JPS Outstanding Paper Award Recognizes PI Inoue’s Discovery of Chiral Soliton Lattice in a Heavy-Fermion Material
Professor Katsuya Inoue, Principal Investigator at WPI-SKCM², has received the 2025 Outstanding Paper Award of the Physical Society of Japan, JPS, for his co-authored paper reporting the first observation of chiral soliton lattice structures in a heavy-fermion material.
Established in 1996, this prestigious award honors researchers whose publications have made seminal contributions to the advancement of physics. The award recognizes outstanding papers published in one of JPS’s three English-language journals: Journal of the Physical Society of Japan, Progress of Theoretical and Experimental Physics, and JPS Conference Proceedings. Now in its 29th year, the award highlights works of enduring impact, such as Inoue’s 2017 paper, whose findings continue to influence the study of chiral magnetism.
“[Despite] established methodologies, designing inorganic chiral magnets remains challenging. We have succeeded for the first time in synthesizing a chiral magnet containing lanthanide ions and have clarified its chiral magnetic structure,” says Inoue.
The award-winning paper was co-authored by researchers from across Hiroshima University, and included collaborators from Saitama University, the National Institutes for Quantum and Radiological Science and Technology in Hyogo, and the Nagoya Institute of Technology.
About the Awarded Research
The chiral soliton lattice, CSL, is a spiral arrangement of atomic spins inside a crystal, which can be pictured as countless tiny magnetic compasses rotating along a single axis forming a helical pattern. This non-trivial magnetic order arises from the Dzyaloshinskii–Moriya interaction, a magnetic effect that dictates the relationship between neighboring spins.
The phenomenon of CSL was first predicted in high-energy particle physics, but has exciting implications for condensed matter physics, as it can be tuned to offer new material functionalities with potential applications in spintronics.
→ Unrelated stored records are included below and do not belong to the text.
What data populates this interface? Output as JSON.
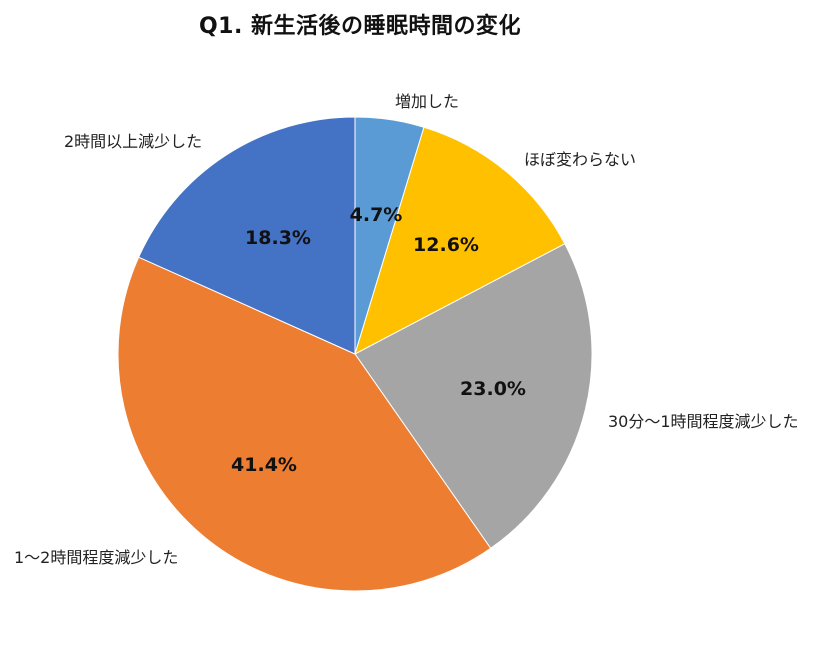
{
  "chart_data": {
    "type": "pie",
    "title": "Q1. 新生活後の睡眠時間の変化",
    "start_angle": "12 o'clock",
    "direction": "clockwise",
    "categories": [
      "増加した",
      "ほぼ変わらない",
      "30分〜1時間程度減少した",
      "1〜2時間程度減少した",
      "2時間以上減少した"
    ],
    "values": [
      4.7,
      12.6,
      23.0,
      41.4,
      18.3
    ],
    "value_labels": [
      "4.7%",
      "12.6%",
      "23.0%",
      "41.4%",
      "18.3%"
    ],
    "colors": [
      "#5b9bd5",
      "#ffc000",
      "#a5a5a5",
      "#ed7d31",
      "#4472c4"
    ],
    "legend": "none (outside category labels)"
  },
  "labels": {
    "title": "Q1. 新生活後の睡眠時間の変化",
    "cat0": "増加した",
    "cat1": "ほぼ変わらない",
    "cat2": "30分〜1時間程度減少した",
    "cat3": "1〜2時間程度減少した",
    "cat4": "2時間以上減少した",
    "pct0": "4.7%",
    "pct1": "12.6%",
    "pct2": "23.0%",
    "pct3": "41.4%",
    "pct4": "18.3%"
  }
}
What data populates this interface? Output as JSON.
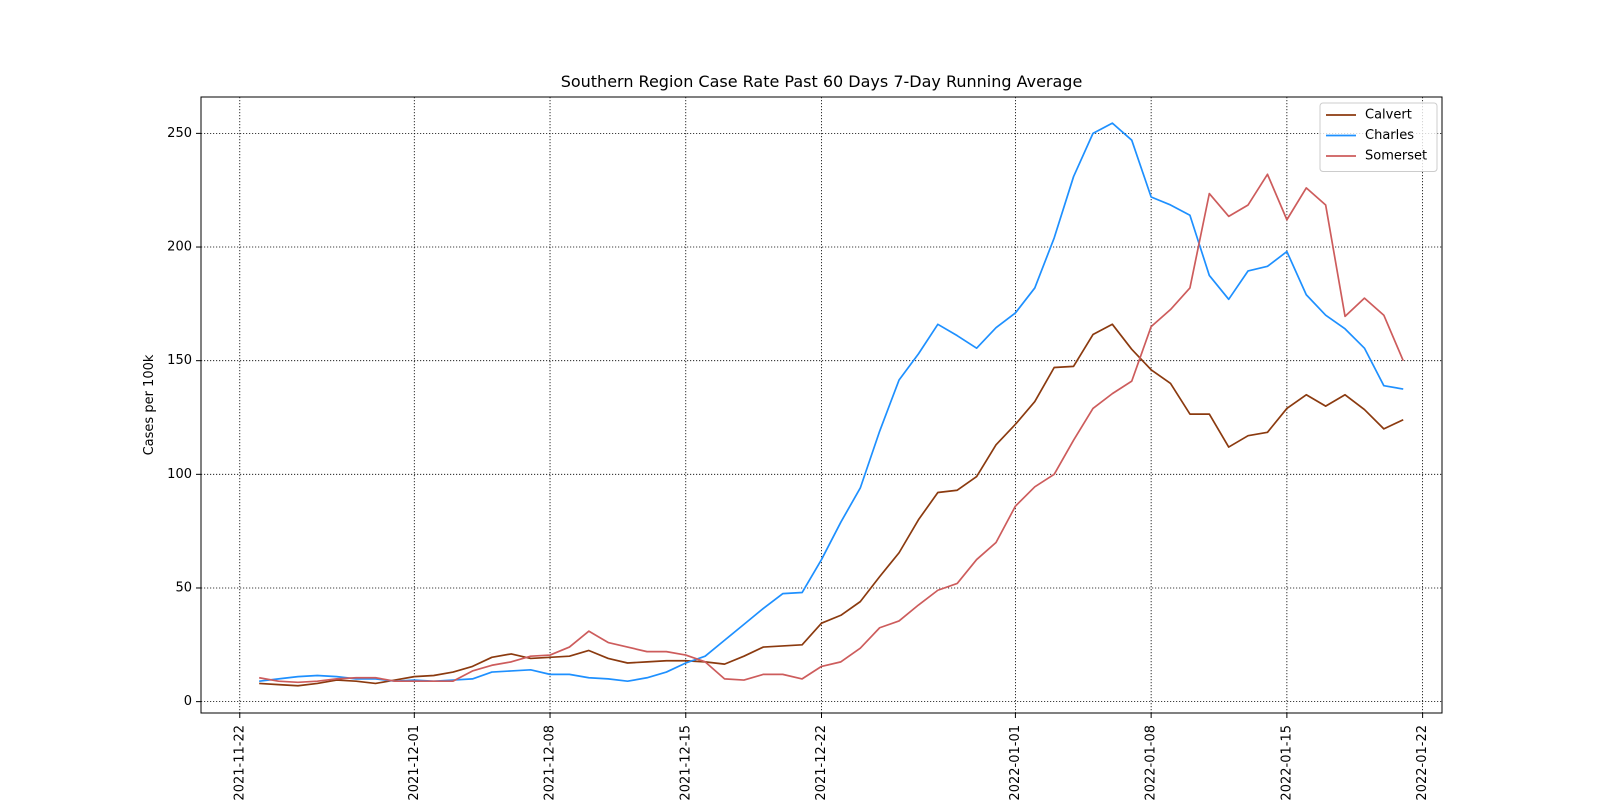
{
  "chart_data": {
    "type": "line",
    "title": "Southern Region Case Rate  Past 60 Days 7-Day Running Average",
    "xlabel": "",
    "ylabel": "Cases per 100k",
    "x_start": "2021-11-23",
    "x_end": "2022-01-20",
    "xlim": [
      "2021-11-20",
      "2022-01-23"
    ],
    "ylim": [
      -5,
      266
    ],
    "x_ticks": [
      "2021-11-22",
      "2021-12-01",
      "2021-12-08",
      "2021-12-15",
      "2021-12-22",
      "2022-01-01",
      "2022-01-08",
      "2022-01-15",
      "2022-01-22"
    ],
    "y_ticks": [
      0,
      50,
      100,
      150,
      200,
      250
    ],
    "grid": true,
    "legend_position": "top-right",
    "series": [
      {
        "name": "Calvert",
        "color": "#8b3a0f",
        "values": [
          8,
          7.5,
          7,
          8,
          9.5,
          9,
          8,
          9.5,
          11,
          11.5,
          13,
          15.5,
          19.5,
          21,
          19,
          19.5,
          20,
          22.5,
          19,
          17,
          17.5,
          18,
          18,
          17.5,
          16.5,
          20,
          24,
          24.5,
          25,
          34.5,
          38,
          44,
          55,
          65.5,
          80,
          92,
          93,
          99,
          113,
          122,
          132,
          147,
          147.5,
          161.5,
          166,
          155,
          146,
          140,
          126.5,
          126.5,
          112,
          117,
          118.5,
          129,
          135,
          130,
          135,
          128.5,
          120,
          124
        ]
      },
      {
        "name": "Charles",
        "color": "#1e90ff",
        "values": [
          9,
          10,
          11,
          11.5,
          11,
          10,
          10,
          9,
          9.5,
          9,
          9.5,
          10,
          13,
          13.5,
          14,
          12,
          12,
          10.5,
          10,
          9,
          10.5,
          13,
          17,
          20,
          27,
          34,
          41,
          47.5,
          48,
          62.5,
          79,
          94,
          119,
          141.5,
          153,
          166,
          161,
          155.5,
          164.5,
          171,
          182,
          204,
          231,
          250,
          254.5,
          247,
          222,
          218.5,
          214,
          187.5,
          177,
          189.5,
          191.5,
          198,
          179,
          170,
          164,
          155.5,
          139,
          137.5
        ]
      },
      {
        "name": "Somerset",
        "color": "#cd5c5c",
        "values": [
          10.5,
          9,
          8.5,
          9,
          10,
          10.5,
          10.5,
          9,
          9,
          9,
          9,
          13.5,
          16,
          17.5,
          20,
          20.5,
          24,
          31,
          26,
          24,
          22,
          22,
          20.5,
          17.5,
          10,
          9.5,
          12,
          12,
          10,
          15.5,
          17.5,
          23.5,
          32.5,
          35.5,
          42.5,
          49,
          52,
          62.5,
          70,
          86,
          94.5,
          100,
          115,
          129,
          135.5,
          141,
          165,
          172.5,
          182,
          223.5,
          213.5,
          218.5,
          232,
          212,
          226,
          218.5,
          169.5,
          177.5,
          170,
          150
        ]
      }
    ]
  }
}
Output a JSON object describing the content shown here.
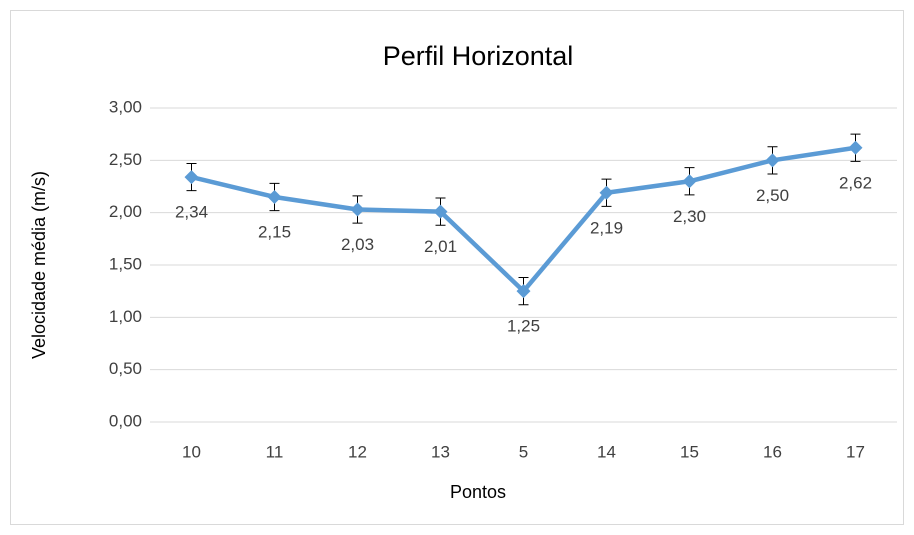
{
  "chart_data": {
    "type": "line",
    "title": "Perfil Horizontal",
    "x_label": "Pontos",
    "y_label": "Velocidade média (m/s)",
    "categories": [
      "10",
      "11",
      "12",
      "13",
      "5",
      "14",
      "15",
      "16",
      "17"
    ],
    "values": [
      2.34,
      2.15,
      2.03,
      2.01,
      1.25,
      2.19,
      2.3,
      2.5,
      2.62
    ],
    "value_labels": [
      "2,34",
      "2,15",
      "2,03",
      "2,01",
      "1,25",
      "2,19",
      "2,30",
      "2,50",
      "2,62"
    ],
    "errors": [
      0.13,
      0.13,
      0.13,
      0.13,
      0.13,
      0.13,
      0.13,
      0.13,
      0.13
    ],
    "color": "#5b9bd5",
    "ylim": [
      0,
      3
    ],
    "yticks": [
      {
        "value": 0,
        "label": "0,00"
      },
      {
        "value": 0.5,
        "label": "0,50"
      },
      {
        "value": 1,
        "label": "1,00"
      },
      {
        "value": 1.5,
        "label": "1,50"
      },
      {
        "value": 2,
        "label": "2,00"
      },
      {
        "value": 2.5,
        "label": "2,50"
      },
      {
        "value": 3,
        "label": "3,00"
      }
    ],
    "grid": true
  }
}
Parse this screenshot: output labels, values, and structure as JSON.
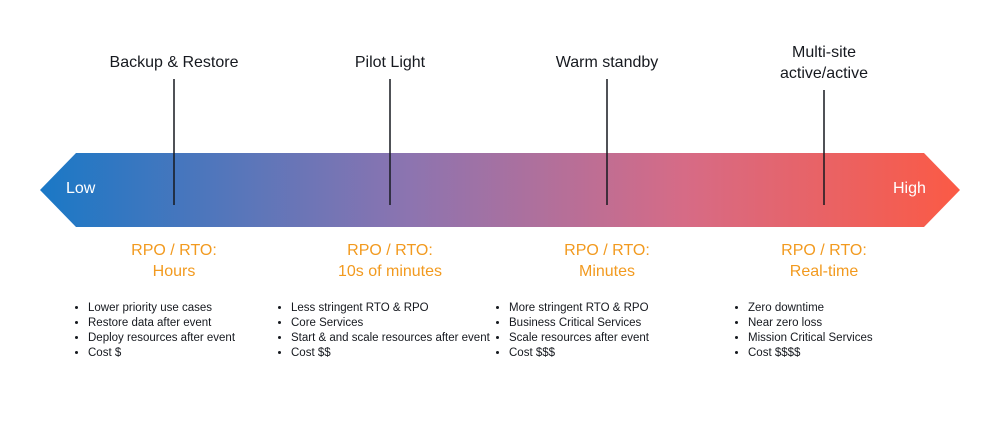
{
  "arrow": {
    "low": "Low",
    "high": "High"
  },
  "strategies": [
    {
      "name": [
        "Backup & Restore"
      ],
      "rpo_rto": [
        "RPO / RTO:",
        "Hours"
      ],
      "bullets": [
        "Lower priority use cases",
        "Restore data after event",
        "Deploy resources after event",
        "Cost $"
      ]
    },
    {
      "name": [
        "Pilot Light"
      ],
      "rpo_rto": [
        "RPO / RTO:",
        "10s of minutes"
      ],
      "bullets": [
        "Less stringent RTO & RPO",
        "Core Services",
        "Start & and scale resources after event",
        "Cost $$"
      ]
    },
    {
      "name": [
        "Warm standby"
      ],
      "rpo_rto": [
        "RPO / RTO:",
        "Minutes"
      ],
      "bullets": [
        "More stringent RTO & RPO",
        "Business Critical Services",
        "Scale resources after event",
        "Cost $$$"
      ]
    },
    {
      "name": [
        "Multi-site",
        "active/active"
      ],
      "rpo_rto": [
        "RPO / RTO:",
        "Real-time"
      ],
      "bullets": [
        "Zero downtime",
        "Near zero loss",
        "Mission Critical Services",
        "Cost $$$$"
      ]
    }
  ]
}
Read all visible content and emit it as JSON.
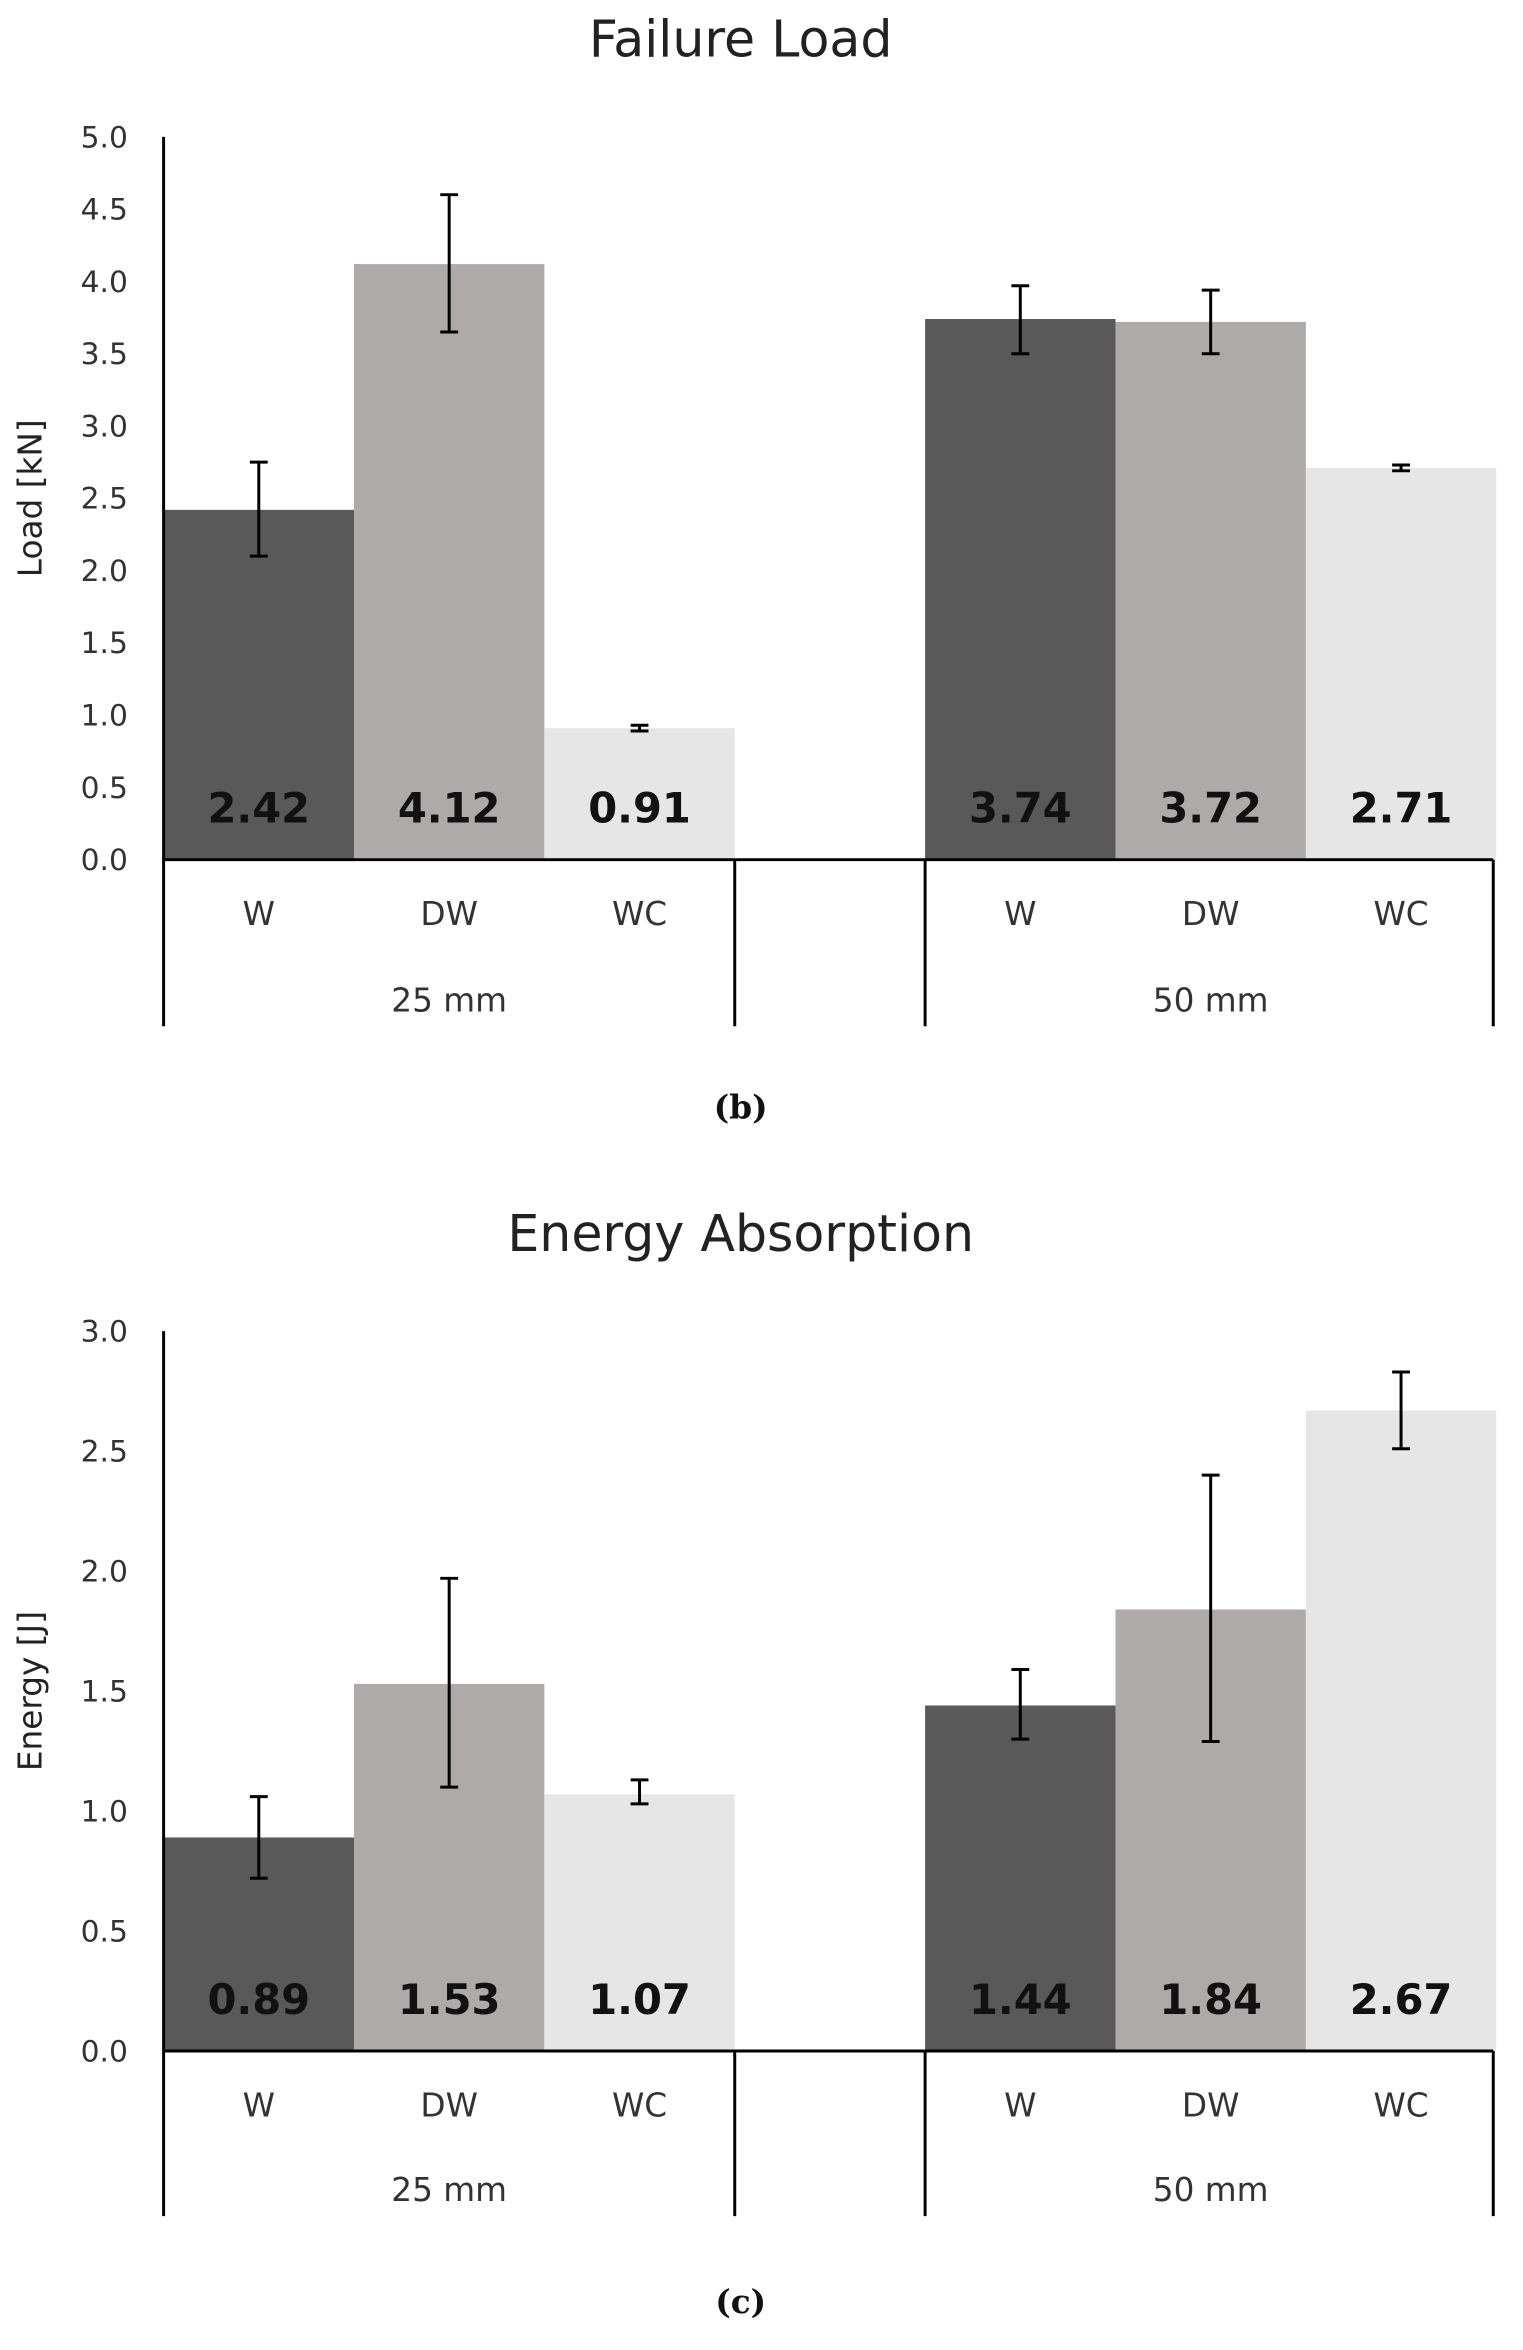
{
  "chart_data": [
    {
      "type": "bar",
      "title": "Failure Load",
      "ylabel": "Load [kN]",
      "xlabel": "",
      "caption": "(b)",
      "ylim": [
        0,
        5
      ],
      "yticks": [
        "0.0",
        "0.5",
        "1.0",
        "1.5",
        "2.0",
        "2.5",
        "3.0",
        "3.5",
        "4.0",
        "4.5",
        "5.0"
      ],
      "groups": [
        "25 mm",
        "50 mm"
      ],
      "categories": [
        "W",
        "DW",
        "WC"
      ],
      "colors": [
        "#595959",
        "#aeaaaa",
        "#e7e6e6"
      ],
      "values": [
        [
          2.42,
          4.12,
          0.91
        ],
        [
          3.74,
          3.72,
          2.71
        ]
      ],
      "labels": [
        [
          "2.42",
          "4.12",
          "0.91"
        ],
        [
          "3.74",
          "3.72",
          "2.71"
        ]
      ],
      "error_low": [
        [
          2.1,
          3.65,
          0.89
        ],
        [
          3.5,
          3.5,
          2.69
        ]
      ],
      "error_high": [
        [
          2.75,
          4.6,
          0.93
        ],
        [
          3.97,
          3.94,
          2.73
        ]
      ],
      "grid": false
    },
    {
      "type": "bar",
      "title": "Energy Absorption",
      "ylabel": "Energy [J]",
      "xlabel": "",
      "caption": "(c)",
      "ylim": [
        0,
        3
      ],
      "yticks": [
        "0.0",
        "0.5",
        "1.0",
        "1.5",
        "2.0",
        "2.5",
        "3.0"
      ],
      "groups": [
        "25 mm",
        "50 mm"
      ],
      "categories": [
        "W",
        "DW",
        "WC"
      ],
      "colors": [
        "#595959",
        "#aeaaaa",
        "#e7e6e6"
      ],
      "values": [
        [
          0.89,
          1.53,
          1.07
        ],
        [
          1.44,
          1.84,
          2.67
        ]
      ],
      "labels": [
        [
          "0.89",
          "1.53",
          "1.07"
        ],
        [
          "1.44",
          "1.84",
          "2.67"
        ]
      ],
      "error_low": [
        [
          0.72,
          1.1,
          1.03
        ],
        [
          1.3,
          1.29,
          2.51
        ]
      ],
      "error_high": [
        [
          1.06,
          1.97,
          1.13
        ],
        [
          1.59,
          2.4,
          2.83
        ]
      ],
      "grid": false
    }
  ]
}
The first evidence of the CSL was discovered in the monoaxial chiral helimagnet CrNb₃S₆, a transition metal compound. Thus, the awarded paper sought to explore whether similar structures could exist in a fundamentally different material. They focused on heavy-fermion materials, which are of interest for displaying exotic quantum phenomena such as unconventional superconductivity, non-Fermi liquid behavior and quantum criticality.
“When incorporating elements from heavy-fermion systems, like lanthanide ions, it is theoretically conceivable that they may exhibit chiral magnetic structures distinct from those of chiral magnets containing conventional transition metal ions; however, no successful examples were known,” explains Inoue.
The team synthesized a heavy-fermion (f-electron) material, Yb(Ni₁₋ₓCuₓ)₃Al₉, a new monoaxial chiral helical magnet and rare-earth compound.
Using resonant X-ray scattering, the team observed the CSL in the material, revealing that: the direction of rotation of the helical spin structure is altered by the left- or right-handedness of the crystal; higher harmonic components of the propagation vectors increase with applied magnetic field; and some properties of the f-electron system differ from those of d-electron systems.
The chiral soliton lattice is a prime example of the cross-disciplinary, emergent knotted and chiral phenomena that WPI-SKCM² researchers seek to understand and harness in creating metamatter for a sustainable future.
About the Physical Society of Japan
JPS is the nation’s leading organization for physicists, covering all fields of physics and fostering scientific progress in Japan and internationally. With over 15,000 members, JPS serves as a scholarly hub comparable to and in reciprocal partnership with major international societies such as the American Physical Society, the Korean Physical Society, and the German Physical Society.